Liza- опрометчивый романс

“Taking a new step, uttering a new word, is what people fear most.”- Fyodor Dostoyevsky

Леca (W is for Woods)

I was going to see the hangman, who lived all alone in the woods. They told me to follow the trail of whiskey bottles and trees scarred with ax blows along the branches. He lived in the center of the woods so it did not matter the route I took to his house and I did not look back as I entered the timeless, misty, still trees resembling thin, white ghosts.

As I walked along the unmarked trails, I noticed how monochromatic the world became, how decisions in these woods were answered with desperate, definite rigor. The sun here was pale and shy, sky shattered in pieces by the svelte birch limbs reaching out towards heaven.

These were the woods where people stumbled out wearing crowns of thorns or blue lips and cold blood.

It felt like a different time zone, reality warped by thick must mixed with the smell of rain and recklessness. I was told that I need not bring a compass: the untangled coils of rope decomposing around roots would direct me. I was also told not to listen to the sirens in the leaves.

Fearing I’ve gone to far, I turned behind me to see if I had missed his house only to find that the way I came looked exactly like the way I was going. I spun to each side and discovered a four way mirror. No matter where I turned, it all was the same. What if I…

Don’t look up.

This advice erupted from the back of my mind.

“Don’t look up,” I repeated and continued on my way.
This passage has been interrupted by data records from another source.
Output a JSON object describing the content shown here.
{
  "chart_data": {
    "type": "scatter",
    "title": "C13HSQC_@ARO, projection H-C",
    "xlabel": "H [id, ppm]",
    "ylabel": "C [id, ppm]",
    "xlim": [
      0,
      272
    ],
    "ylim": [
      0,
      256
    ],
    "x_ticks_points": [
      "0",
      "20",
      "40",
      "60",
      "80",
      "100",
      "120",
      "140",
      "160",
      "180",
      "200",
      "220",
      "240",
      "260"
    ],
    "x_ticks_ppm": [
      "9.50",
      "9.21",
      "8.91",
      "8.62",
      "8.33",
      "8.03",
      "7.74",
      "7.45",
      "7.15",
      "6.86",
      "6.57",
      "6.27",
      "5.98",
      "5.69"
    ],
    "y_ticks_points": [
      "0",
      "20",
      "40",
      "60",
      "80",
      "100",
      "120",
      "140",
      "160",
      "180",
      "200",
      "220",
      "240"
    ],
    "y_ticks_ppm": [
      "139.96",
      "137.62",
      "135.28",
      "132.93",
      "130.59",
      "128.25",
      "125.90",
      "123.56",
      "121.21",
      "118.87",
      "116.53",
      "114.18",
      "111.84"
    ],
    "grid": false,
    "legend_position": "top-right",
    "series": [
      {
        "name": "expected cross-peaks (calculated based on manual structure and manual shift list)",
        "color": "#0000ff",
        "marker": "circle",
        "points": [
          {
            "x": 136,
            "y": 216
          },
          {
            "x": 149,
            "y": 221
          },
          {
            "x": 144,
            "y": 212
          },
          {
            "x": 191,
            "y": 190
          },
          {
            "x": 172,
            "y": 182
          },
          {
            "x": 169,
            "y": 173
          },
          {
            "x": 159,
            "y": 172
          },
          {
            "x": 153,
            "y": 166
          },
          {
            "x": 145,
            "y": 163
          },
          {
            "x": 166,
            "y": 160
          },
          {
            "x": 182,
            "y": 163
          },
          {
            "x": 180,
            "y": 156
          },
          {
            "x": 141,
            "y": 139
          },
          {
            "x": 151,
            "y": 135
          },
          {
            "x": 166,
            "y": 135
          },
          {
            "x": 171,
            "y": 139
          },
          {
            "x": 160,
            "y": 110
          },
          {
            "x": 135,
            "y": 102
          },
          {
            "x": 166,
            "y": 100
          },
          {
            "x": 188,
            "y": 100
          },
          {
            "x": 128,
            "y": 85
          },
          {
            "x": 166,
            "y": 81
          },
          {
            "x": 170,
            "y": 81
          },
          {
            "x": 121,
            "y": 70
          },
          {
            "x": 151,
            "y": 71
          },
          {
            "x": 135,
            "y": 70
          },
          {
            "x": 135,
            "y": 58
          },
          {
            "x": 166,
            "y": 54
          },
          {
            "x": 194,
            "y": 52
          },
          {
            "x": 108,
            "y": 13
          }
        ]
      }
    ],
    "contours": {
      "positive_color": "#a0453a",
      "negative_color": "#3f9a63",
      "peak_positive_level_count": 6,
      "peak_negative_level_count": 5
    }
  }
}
Echos tung out from the peaks of the birches, reverberating in between the low cloud tides.

Don’t look up.

How could the hangman live in such sinister, such swallowing, such spellbinding solidarity? Although, it is only those who lack sanity, who put profit in his pocket. And such people are far from comforting company.

Those like I.

At this moment, I encountered a change in the pattern of barcode bleached bark and black shadows; I encountered a cabin.

The hangman’s house.

When I approached the chestnut coloured cabin, I realized how the rusted, ornate, steel gate gave life to the still shelter. The door pushed open with barely any effort, however, upon inspection, the rooms were empty. But it was impossible to consider this furnished cabin to be abandoned for there wasn’t a speck of dust on any surface.

“Hello? Is anybody home? Sir-“

But then I heard it. Monotonous and foreign to me until I moved closer to the kitchen window.

The shrill creak of rope swinging against bark.